RNA-sequencing reveals novel in vivo cleavage sites of RNase III in Escherichia coli

Ribonucleases (RNases) not only facilitate the degradation of transcripts, but have also been shown to play significant roles in regulating gene expression.  A medley of RNases orchestrate efficient messenger RNA (mRNA) turnover. There is a high level of diversity in the number and type of RNases among bacterial species, yet RNA decay has been primarily studied in the model bacteria Escherichia coli and Bacillus subtilis. These divergent bacterial strains contain a distinct subset of RNases that share many characteristics despite a high level of divergence at the sequence and structural levels. However, after decades of study, only a few known in vivo target sites have been identified for a majority of these enzymes. We used RNA-sequencing to identity in vivo cleavage sites of RNase III in E. coli.

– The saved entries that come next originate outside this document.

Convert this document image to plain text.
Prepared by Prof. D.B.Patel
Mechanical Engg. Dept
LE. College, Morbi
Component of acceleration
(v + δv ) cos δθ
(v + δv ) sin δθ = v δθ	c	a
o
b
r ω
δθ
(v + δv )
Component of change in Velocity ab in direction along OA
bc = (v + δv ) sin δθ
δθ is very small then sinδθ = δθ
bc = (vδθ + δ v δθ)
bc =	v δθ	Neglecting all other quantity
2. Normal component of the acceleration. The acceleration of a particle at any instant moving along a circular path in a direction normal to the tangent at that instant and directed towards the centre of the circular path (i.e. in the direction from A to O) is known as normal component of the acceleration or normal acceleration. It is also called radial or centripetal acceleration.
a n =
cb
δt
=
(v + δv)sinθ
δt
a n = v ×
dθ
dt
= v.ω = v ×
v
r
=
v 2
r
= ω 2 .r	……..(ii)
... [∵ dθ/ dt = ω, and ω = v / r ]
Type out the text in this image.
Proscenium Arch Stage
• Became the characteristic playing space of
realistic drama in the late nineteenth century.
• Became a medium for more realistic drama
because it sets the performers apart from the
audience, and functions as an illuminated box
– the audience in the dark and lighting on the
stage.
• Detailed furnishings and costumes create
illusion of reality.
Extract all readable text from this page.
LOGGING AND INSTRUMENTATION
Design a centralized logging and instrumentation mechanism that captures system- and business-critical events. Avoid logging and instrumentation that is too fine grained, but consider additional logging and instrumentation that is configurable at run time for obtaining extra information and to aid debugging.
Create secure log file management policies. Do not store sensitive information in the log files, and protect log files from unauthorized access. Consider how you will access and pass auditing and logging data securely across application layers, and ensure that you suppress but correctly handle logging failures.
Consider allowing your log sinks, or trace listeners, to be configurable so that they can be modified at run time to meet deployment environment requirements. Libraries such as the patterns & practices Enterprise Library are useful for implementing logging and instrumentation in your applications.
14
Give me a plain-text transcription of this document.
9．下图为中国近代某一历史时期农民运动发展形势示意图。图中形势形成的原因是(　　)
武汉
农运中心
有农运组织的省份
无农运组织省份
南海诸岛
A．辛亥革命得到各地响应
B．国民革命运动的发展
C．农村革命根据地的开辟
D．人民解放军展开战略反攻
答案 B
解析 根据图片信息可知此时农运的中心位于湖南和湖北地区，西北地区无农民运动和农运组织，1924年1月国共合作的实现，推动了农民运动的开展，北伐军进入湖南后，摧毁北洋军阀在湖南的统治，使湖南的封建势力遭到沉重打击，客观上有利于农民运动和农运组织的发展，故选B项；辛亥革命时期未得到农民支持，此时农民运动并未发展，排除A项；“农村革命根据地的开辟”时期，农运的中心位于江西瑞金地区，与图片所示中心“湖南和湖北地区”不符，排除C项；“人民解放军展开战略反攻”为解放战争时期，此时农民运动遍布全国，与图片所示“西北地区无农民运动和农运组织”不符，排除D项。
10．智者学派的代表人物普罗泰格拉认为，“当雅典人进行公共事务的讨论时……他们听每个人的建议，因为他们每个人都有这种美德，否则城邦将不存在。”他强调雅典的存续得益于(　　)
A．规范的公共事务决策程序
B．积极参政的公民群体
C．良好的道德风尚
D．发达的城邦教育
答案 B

The novel cleavage sites that we have uncovered suggest that RNase III plays a significant role in regulating central metabolism. This work provides the framework to expand these studies to non-model organisms that possess unique arrays of RNases. With increased knowledge of how these enzymes function we can advance current models of mRNA decay as well as build tools to control gene expression. We have developed one such tool to increase the half-life of transcripts in an organism where we know little about RNA decay, cyanobacterium Synechococcus sp. PCC 7002. By exploiting the specificities of ribonucleases we can build an expansive toolset to fine-tune gene expression on the level of RNA stability.